HAVANA (AFP) — Cuba this week rounded up and detained more than 30 dissidents after accusing the United States of "instigating" opposition to the Communist regime, a top rights activist told AFP Saturday. As many as 35 people were arrested and around 70 targeted in all, but most have now been freed, economist Martha Beatriz Roque of the rights group Agenda for the Transition said. The regime's roundup was aimed at halting a meeting of pro-democracy advocates and clamping down on the dissidents' plan to mark the US Independence Day holiday on July 4th, she said. "Almost all the people arrested have now been freed," she said. Those who were not detained received warnings from the government, were placed under house arrest or barred from traveling to the capital, Havana, she said.
"The objective of the operation was to prevent a meeting of the Agenda group scheduled for Thursday, and to bar them from participating in the celebration of the United States' Fourth of July holiday," Roque said. The Agenda meeting was cancelled and the July 4th party went ahead without incident at the home of Michael Parmly, the US diplomat and chief of mission at the US Interests Section (USIS) in Havana, Roque said. Cuba's communist government has accused the USIS of serving as a "headquarters" for opposition groups, which are banned in Cuba, and says the US funnels money, communications and other forms of support to regime opponents via the Interests Section.
Wednesday, the government of President Raul Castro issued a statement saying acts of dissidence in the streets would not be tolerated and denounced "an escalation" of what it called "warped" opposition that was "instigated" by the US Interests Section. The brief arrests came just days after the European Union decided to formally lift sanctions against Cuba imposed following a 2003 dissident crackdown in the Americas' only one-party communist state. Raul Castro has made no nod to political pluralism, and his economic reforms have been quite limited. Since officially becoming president in February to succeed his ailing brother Fidel, Raul Castro has allowed Cubans to buy computers, own mobile telephones, rent cars and spend nights in hotels previously only accessible to foreigners -- if they can afford such luxuries.

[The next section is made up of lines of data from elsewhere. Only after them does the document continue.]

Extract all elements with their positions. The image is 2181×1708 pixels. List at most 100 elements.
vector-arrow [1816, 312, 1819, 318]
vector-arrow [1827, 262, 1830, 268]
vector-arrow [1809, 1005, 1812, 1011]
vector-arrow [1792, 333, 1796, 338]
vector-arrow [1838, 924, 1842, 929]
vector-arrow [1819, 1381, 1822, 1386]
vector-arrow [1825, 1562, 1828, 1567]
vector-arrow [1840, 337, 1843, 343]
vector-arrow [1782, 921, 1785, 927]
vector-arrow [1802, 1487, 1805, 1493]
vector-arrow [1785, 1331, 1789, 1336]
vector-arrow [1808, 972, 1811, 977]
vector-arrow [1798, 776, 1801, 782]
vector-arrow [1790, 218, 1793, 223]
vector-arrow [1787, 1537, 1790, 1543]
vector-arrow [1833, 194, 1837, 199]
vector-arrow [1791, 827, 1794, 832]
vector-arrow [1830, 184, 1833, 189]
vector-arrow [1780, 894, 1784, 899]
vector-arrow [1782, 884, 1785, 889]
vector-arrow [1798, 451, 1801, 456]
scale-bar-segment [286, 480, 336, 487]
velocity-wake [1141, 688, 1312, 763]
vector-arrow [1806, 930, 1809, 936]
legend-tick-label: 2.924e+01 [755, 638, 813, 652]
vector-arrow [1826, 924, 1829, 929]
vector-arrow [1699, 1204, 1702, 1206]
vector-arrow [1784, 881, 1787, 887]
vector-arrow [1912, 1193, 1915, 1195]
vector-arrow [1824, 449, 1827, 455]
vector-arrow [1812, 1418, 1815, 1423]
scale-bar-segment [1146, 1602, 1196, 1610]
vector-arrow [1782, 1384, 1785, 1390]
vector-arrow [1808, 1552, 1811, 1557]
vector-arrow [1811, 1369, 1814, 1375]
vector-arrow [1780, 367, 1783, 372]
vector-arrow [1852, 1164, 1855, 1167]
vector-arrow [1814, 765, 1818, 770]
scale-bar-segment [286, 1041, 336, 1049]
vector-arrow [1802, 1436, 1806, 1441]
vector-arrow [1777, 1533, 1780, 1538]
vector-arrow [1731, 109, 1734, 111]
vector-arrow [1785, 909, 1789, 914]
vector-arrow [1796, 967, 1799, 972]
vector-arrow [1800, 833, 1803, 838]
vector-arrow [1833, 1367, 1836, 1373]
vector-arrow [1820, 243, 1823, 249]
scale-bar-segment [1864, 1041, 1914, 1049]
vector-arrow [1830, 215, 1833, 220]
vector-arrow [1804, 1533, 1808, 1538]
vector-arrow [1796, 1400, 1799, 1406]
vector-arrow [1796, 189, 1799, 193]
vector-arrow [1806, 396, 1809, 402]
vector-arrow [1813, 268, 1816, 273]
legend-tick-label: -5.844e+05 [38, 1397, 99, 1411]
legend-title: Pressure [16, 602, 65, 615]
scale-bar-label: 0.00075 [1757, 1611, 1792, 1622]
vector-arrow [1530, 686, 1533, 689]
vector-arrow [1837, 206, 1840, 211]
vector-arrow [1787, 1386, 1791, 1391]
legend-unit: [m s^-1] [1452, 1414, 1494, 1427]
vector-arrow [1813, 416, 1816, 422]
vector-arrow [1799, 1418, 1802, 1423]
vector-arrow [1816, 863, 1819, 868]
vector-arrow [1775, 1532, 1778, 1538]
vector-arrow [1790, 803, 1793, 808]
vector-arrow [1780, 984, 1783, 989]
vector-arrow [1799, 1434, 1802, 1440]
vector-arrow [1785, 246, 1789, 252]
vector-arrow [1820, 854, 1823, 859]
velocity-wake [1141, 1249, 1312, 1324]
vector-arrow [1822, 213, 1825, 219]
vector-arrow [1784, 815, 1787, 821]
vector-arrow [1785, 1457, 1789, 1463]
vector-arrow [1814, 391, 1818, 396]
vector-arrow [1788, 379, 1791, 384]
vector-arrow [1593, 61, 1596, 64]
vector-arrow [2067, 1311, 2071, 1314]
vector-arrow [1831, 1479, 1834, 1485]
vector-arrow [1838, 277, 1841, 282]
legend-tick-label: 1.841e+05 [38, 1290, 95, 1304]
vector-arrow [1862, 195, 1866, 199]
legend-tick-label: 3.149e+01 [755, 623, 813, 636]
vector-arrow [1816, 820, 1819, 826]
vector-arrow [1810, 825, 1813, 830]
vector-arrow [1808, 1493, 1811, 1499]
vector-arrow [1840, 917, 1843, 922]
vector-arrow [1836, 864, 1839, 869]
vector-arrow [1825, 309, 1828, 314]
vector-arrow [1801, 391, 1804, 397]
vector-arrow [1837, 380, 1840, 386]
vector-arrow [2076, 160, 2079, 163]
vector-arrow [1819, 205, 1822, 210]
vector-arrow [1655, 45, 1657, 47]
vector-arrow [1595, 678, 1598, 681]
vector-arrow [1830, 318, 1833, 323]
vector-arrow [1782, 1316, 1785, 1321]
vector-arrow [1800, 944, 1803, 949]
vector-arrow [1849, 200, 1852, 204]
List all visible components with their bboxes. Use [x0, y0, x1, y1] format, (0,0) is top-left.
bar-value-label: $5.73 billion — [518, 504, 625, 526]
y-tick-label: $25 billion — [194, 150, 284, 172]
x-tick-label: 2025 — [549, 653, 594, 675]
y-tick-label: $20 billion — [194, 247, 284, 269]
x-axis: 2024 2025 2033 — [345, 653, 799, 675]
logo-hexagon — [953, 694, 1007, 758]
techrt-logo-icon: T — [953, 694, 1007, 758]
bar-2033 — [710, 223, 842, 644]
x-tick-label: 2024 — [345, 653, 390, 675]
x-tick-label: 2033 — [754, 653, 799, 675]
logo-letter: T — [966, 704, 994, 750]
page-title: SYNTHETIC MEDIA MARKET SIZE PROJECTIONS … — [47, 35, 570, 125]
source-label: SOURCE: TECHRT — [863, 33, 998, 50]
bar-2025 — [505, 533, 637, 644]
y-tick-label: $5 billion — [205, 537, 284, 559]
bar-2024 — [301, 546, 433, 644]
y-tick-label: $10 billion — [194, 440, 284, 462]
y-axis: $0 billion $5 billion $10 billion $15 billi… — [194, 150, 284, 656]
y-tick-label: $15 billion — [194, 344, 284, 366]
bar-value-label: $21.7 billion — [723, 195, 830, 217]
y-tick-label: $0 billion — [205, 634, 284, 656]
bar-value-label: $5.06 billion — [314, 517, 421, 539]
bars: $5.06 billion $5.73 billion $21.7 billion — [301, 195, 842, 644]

In his latest reform move, he announced last month that the government was scrapping salary caps long meant to underscore egalitarianism but which his administration says hurt productivity. He also has implemented reforms that give farmers better pay and more flexibility to buy farming equipment, a move designed to lessen the impact of the world food crisis. The younger Castro brother, 77, also has commuted 30 death sentences, released some political prisoners, and signed human rights accords. In addition, television has fewer taboos and Granma, the venerable Communist Party mouthpiece, even has taken to publishing grievances from residents. A change on decades-old travel restrictions would be the most momentous to date by his government.
The Spanish daily El Pais cited an unnamed government official in a report in April as saying Raul Castro would give a green light soon to migration reform, simplifying exit and entry permits and ending the requirement for people to get permission to leave the country. In an economically stressed country of more than 11 million people, such a policy change would test Cuba's stability, as the nearby United States grants automatic residency and working rights to all Cubans who reach US soil after fleeing their homeland. Mandatory permits and a passport add hundreds of dollars in travel costs in a country where most workers make about 17 dollars a month. Many critics see the regulations as just short of an effective travel ban for Cuban nationals. Late last month ailing longtime leader Fidel Castro, 81, strongly denied rumors that he is the leader of a faction of hardline Communists disgruntled about reforms introduced in Cuba since his brother Raul succeeded him.